The community, which numbers about 11,000 in the city, “is very diverse” and comes from all of Latin America, the Caribbean and Spain. “We don't ask if they are documented or undocumented,” she says. One upcoming event that will celebrate the community's diverse Latino community is the Imagine festival scheduled at Broad Rock Park on Oct. 16.

Asked if the city coordinates with the state on Hispanic issues, Gonzalez says it used to, but Gov. McDonnell hasn't appointed a state Hispanic liaison official yet. The position was created by former Gov. Mark Warner and continued by Gov. Tim Kaine.

Nationally, as strong-arm approaches such as Arizona's meet judicial roadblocks, states are considering other ways of dealing with illegal immigration. Utah, for instance, had considered an Arizona-style law, but is dropping the idea in favor of a state-run “guest worker” program. In it, Utah businesses would go to a state office with requests for workers from Mexico or other countries. The office would contact officials in Mexico who would recruit the workers and coordinate visa and other permits with U.S. authorities.

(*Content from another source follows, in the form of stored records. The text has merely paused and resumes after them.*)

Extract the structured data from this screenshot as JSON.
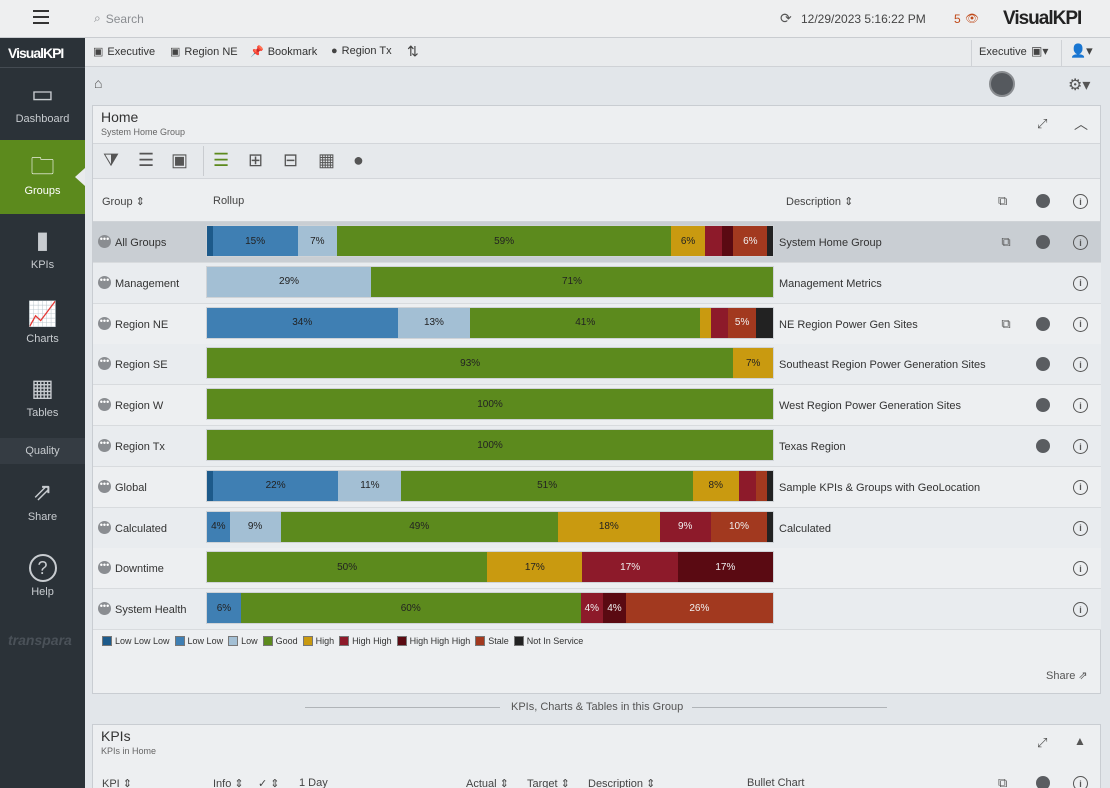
{
  "topbar": {
    "search_placeholder": "Search",
    "datetime": "12/29/2023 5:16:22 PM",
    "alert_count": "5",
    "brand": "VisualKPI"
  },
  "sidebar": {
    "brand": "VisualKPI",
    "items": [
      {
        "label": "Dashboard",
        "icon": "dashboard-icon"
      },
      {
        "label": "Groups",
        "icon": "folder-icon",
        "active": true
      },
      {
        "label": "KPIs",
        "icon": "kpi-bars-icon"
      },
      {
        "label": "Charts",
        "icon": "chart-icon"
      },
      {
        "label": "Tables",
        "icon": "table-icon"
      },
      {
        "label": "Quality",
        "icon": ""
      },
      {
        "label": "Share",
        "icon": "share-icon"
      },
      {
        "label": "Help",
        "icon": "help-icon"
      }
    ],
    "footer_logo": "transpara"
  },
  "favorites": {
    "items": [
      {
        "label": "Executive",
        "icon": "dashboard-icon"
      },
      {
        "label": "Region NE",
        "icon": "dashboard-icon"
      },
      {
        "label": "Bookmark",
        "icon": "pin-icon"
      },
      {
        "label": "Region Tx",
        "icon": "globe-icon"
      }
    ],
    "profile": "Executive"
  },
  "home_panel": {
    "title": "Home",
    "subtitle": "System Home Group"
  },
  "table": {
    "headers": {
      "group": "Group",
      "rollup": "Rollup",
      "description": "Description"
    },
    "rows": [
      {
        "name": "All Groups",
        "desc": "System Home Group",
        "highlight": true,
        "launch": true,
        "globe": true,
        "segs": [
          [
            "LLL",
            1,
            ""
          ],
          [
            "LL",
            15,
            "15%"
          ],
          [
            "L",
            7,
            "7%"
          ],
          [
            "G",
            59,
            "59%"
          ],
          [
            "H",
            6,
            "6%"
          ],
          [
            "HH",
            3,
            ""
          ],
          [
            "HHH",
            2,
            ""
          ],
          [
            "S",
            6,
            "6%"
          ],
          [
            "NIS",
            1,
            ""
          ]
        ]
      },
      {
        "name": "Management",
        "desc": "Management Metrics",
        "segs": [
          [
            "L",
            29,
            "29%"
          ],
          [
            "G",
            71,
            "71%"
          ]
        ]
      },
      {
        "name": "Region NE",
        "desc": "NE Region Power Gen Sites",
        "launch": true,
        "globe": true,
        "segs": [
          [
            "LL",
            34,
            "34%"
          ],
          [
            "L",
            13,
            "13%"
          ],
          [
            "G",
            41,
            "41%"
          ],
          [
            "H",
            2,
            ""
          ],
          [
            "HH",
            3,
            ""
          ],
          [
            "S",
            5,
            "5%"
          ],
          [
            "NIS",
            3,
            ""
          ]
        ]
      },
      {
        "name": "Region SE",
        "desc": "Southeast Region Power Generation Sites",
        "globe": true,
        "segs": [
          [
            "G",
            93,
            "93%"
          ],
          [
            "H",
            7,
            "7%"
          ]
        ]
      },
      {
        "name": "Region W",
        "desc": "West Region Power Generation Sites",
        "globe": true,
        "segs": [
          [
            "G",
            100,
            "100%"
          ]
        ]
      },
      {
        "name": "Region Tx",
        "desc": "Texas Region",
        "globe": true,
        "segs": [
          [
            "G",
            100,
            "100%"
          ]
        ]
      },
      {
        "name": "Global",
        "desc": "Sample KPIs & Groups with GeoLocation",
        "segs": [
          [
            "LLL",
            1,
            ""
          ],
          [
            "LL",
            22,
            "22%"
          ],
          [
            "L",
            11,
            "11%"
          ],
          [
            "G",
            51,
            "51%"
          ],
          [
            "H",
            8,
            "8%"
          ],
          [
            "HH",
            3,
            ""
          ],
          [
            "S",
            2,
            ""
          ],
          [
            "NIS",
            1,
            ""
          ]
        ]
      },
      {
        "name": "Calculated",
        "desc": "Calculated",
        "segs": [
          [
            "LL",
            4,
            "4%"
          ],
          [
            "L",
            9,
            "9%"
          ],
          [
            "G",
            49,
            "49%"
          ],
          [
            "H",
            18,
            "18%"
          ],
          [
            "HH",
            9,
            "9%"
          ],
          [
            "S",
            10,
            "10%"
          ],
          [
            "NIS",
            1,
            ""
          ]
        ]
      },
      {
        "name": "Downtime",
        "desc": "",
        "segs": [
          [
            "G",
            50,
            "50%"
          ],
          [
            "H",
            17,
            "17%"
          ],
          [
            "HH",
            17,
            "17%"
          ],
          [
            "HHH",
            17,
            "17%"
          ]
        ]
      },
      {
        "name": "System Health",
        "desc": "",
        "segs": [
          [
            "LL",
            6,
            "6%"
          ],
          [
            "G",
            60,
            "60%"
          ],
          [
            "HH",
            4,
            "4%"
          ],
          [
            "HHH",
            4,
            "4%"
          ],
          [
            "S",
            26,
            "26%"
          ]
        ]
      }
    ]
  },
  "legend": [
    {
      "key": "LLL",
      "label": "Low Low Low"
    },
    {
      "key": "LL",
      "label": "Low Low"
    },
    {
      "key": "L",
      "label": "Low"
    },
    {
      "key": "G",
      "label": "Good"
    },
    {
      "key": "H",
      "label": "High"
    },
    {
      "key": "HH",
      "label": "High High"
    },
    {
      "key": "HHH",
      "label": "High High High"
    },
    {
      "key": "S",
      "label": "Stale"
    },
    {
      "key": "NIS",
      "label": "Not In Service"
    }
  ],
  "colors": {
    "LLL": "#1d5a8a",
    "LL": "#3f7fb3",
    "L": "#a3bfd4",
    "G": "#5c8a1d",
    "H": "#c99a10",
    "HH": "#8d1a2a",
    "HHH": "#5a0a12",
    "S": "#a2391f",
    "NIS": "#222222",
    "accent": "#5c8a1d"
  },
  "share_label": "Share",
  "divider_label": "KPIs, Charts & Tables in this Group",
  "kpis_panel": {
    "title": "KPIs",
    "subtitle": "KPIs in Home",
    "headers": {
      "kpi": "KPI",
      "info": "Info",
      "check": "✓",
      "period": "1 Day",
      "actual": "Actual",
      "target": "Target",
      "description": "Description",
      "bullet": "Bullet Chart"
    }
  }
}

Yet passions run high, and Stewart's statewide bill might have legs. While the Martinelly Montano case may have encouraged the anti-illegal sentiment, it also offers an instructive lesson.

On the night of Aug. 2, the doorbell rang at the two-story, red brick monastery where the one dead and two injured nuns had been heading when the accident occurred, according to The Washington Post. At the door were a man and a woman, the parents of Martinelly Montano. Their hands were at their sides and their eyes were cast down. They said they wanted to talk about the accident and ask for forgiveness.